The boy stopped his snail’s journey and pulled a chair off a table for Max. He continued through a doorway that Max assumed led into the kitchen. The sounds of a hatchet striking ice were heard, and a few moments later the boy returned with a glass of iced water. He placed it, gently, in front of Max with his left hand supporting his right wrist. Max noted the boy’s good manners and thanked him, adding an honorific to the sentence. The boy beamed.

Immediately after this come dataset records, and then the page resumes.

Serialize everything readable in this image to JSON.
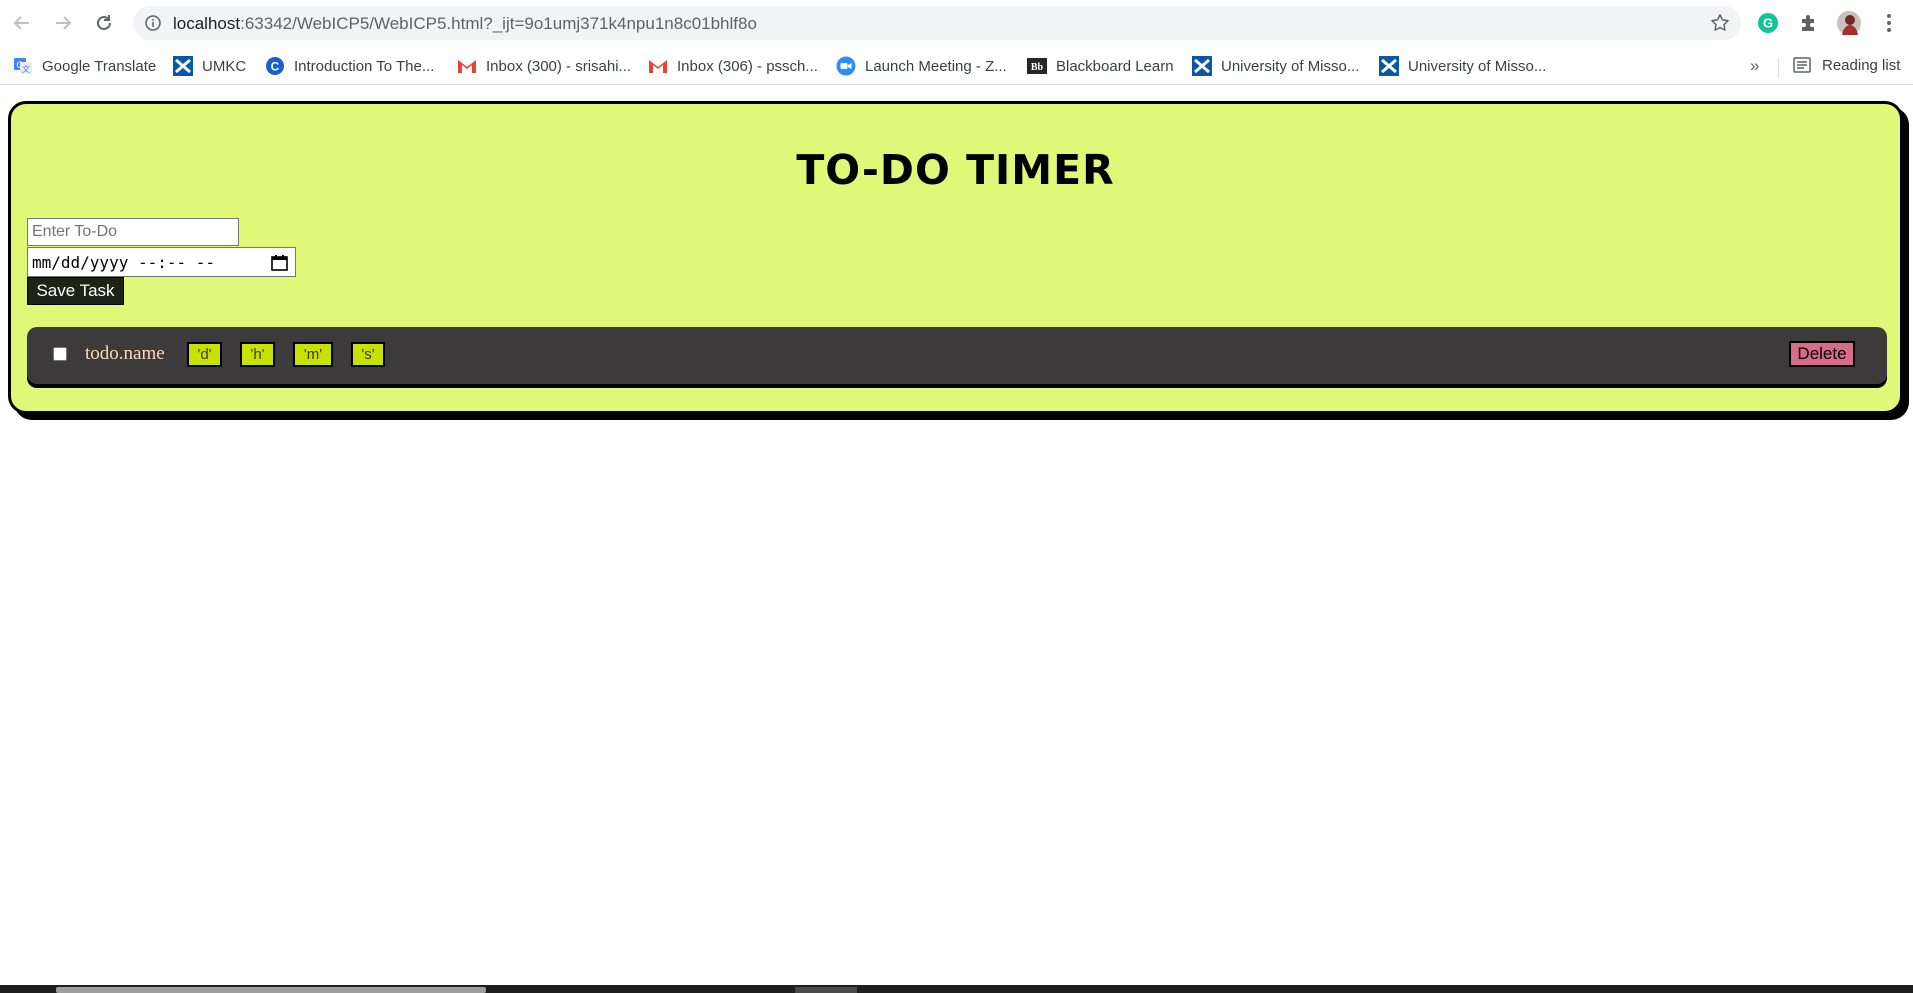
{
  "browser": {
    "url_host": "localhost",
    "url_rest": ":63342/WebICP5/WebICP5.html?_ijt=9o1umj371k4npu1n8c01bhlf8o",
    "bookmarks": [
      {
        "label": "Google Translate",
        "icon": "google-translate-icon"
      },
      {
        "label": "UMKC",
        "icon": "umkc-icon"
      },
      {
        "label": "Introduction To The...",
        "icon": "c-logo-icon"
      },
      {
        "label": "Inbox (300) - srisahi...",
        "icon": "gmail-icon"
      },
      {
        "label": "Inbox (306) - pssch...",
        "icon": "gmail-icon"
      },
      {
        "label": "Launch Meeting - Z...",
        "icon": "zoom-icon"
      },
      {
        "label": "Blackboard Learn",
        "icon": "blackboard-icon"
      },
      {
        "label": "University of Misso...",
        "icon": "umkc-icon"
      },
      {
        "label": "University of Misso...",
        "icon": "umkc-icon"
      }
    ],
    "more_label": "»",
    "reading_list_label": "Reading list"
  },
  "app": {
    "title": "TO-DO TIMER",
    "todo_placeholder": "Enter To-Do",
    "datetime_placeholder": "mm/dd/yyyy --:-- --",
    "save_label": "Save Task",
    "todo": {
      "name": "todo.name",
      "days": "'d'",
      "hours": "'h'",
      "minutes": "'m'",
      "seconds": "'s'",
      "delete_label": "Delete"
    }
  },
  "colors": {
    "app_bg": "#e1f777",
    "todo_row_bg": "#3c3a3a",
    "timer_box_bg": "#c8e200",
    "delete_bg": "#d86a8b",
    "save_bg": "#1e2318"
  }
}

The boy went back into the kitchen and left the old man alone. Max felt the cool air of the room sucking the heat out of his body. He took off his hat and fanned himself with it. There was nothing about the Blah Thong that he could see that set it apart from any of the other dozen or so sing-a-song joints in Phuket City. A bandstand at one end, bar at the other, tables around the perimeter of a small dance floor. Booths against the brick walls. Movie star posters and tissue paper goldfish and other décor Max could not identify in the gloom. Only a few fluorescent bars on the opposite side of the room were on and Max was thoroughly enjoying the dark, the cool, and the silence. Soon he was asleep.
After that day Max came back to Blah Thong often; it turned out they had a very good kitchen. He never developed a taste for Thai popular music but he did enjoy watching the pretty girls in their frilly dresses. He also enjoyed watching the Thai businessmen troop up to the stage and hang flower garlands on their girlfriends. In a place like Blah Thong the girls considered themselves performers, not prostitutes per se. To sleep with a sing-a-song girl you not only had to promise her money; you had to make a public expression of your respect for her talent. It was a very serious business and the girls never smiled when the businessmen, also with grim faces, marched up to the edge of the stage and hung the flowers around their necks.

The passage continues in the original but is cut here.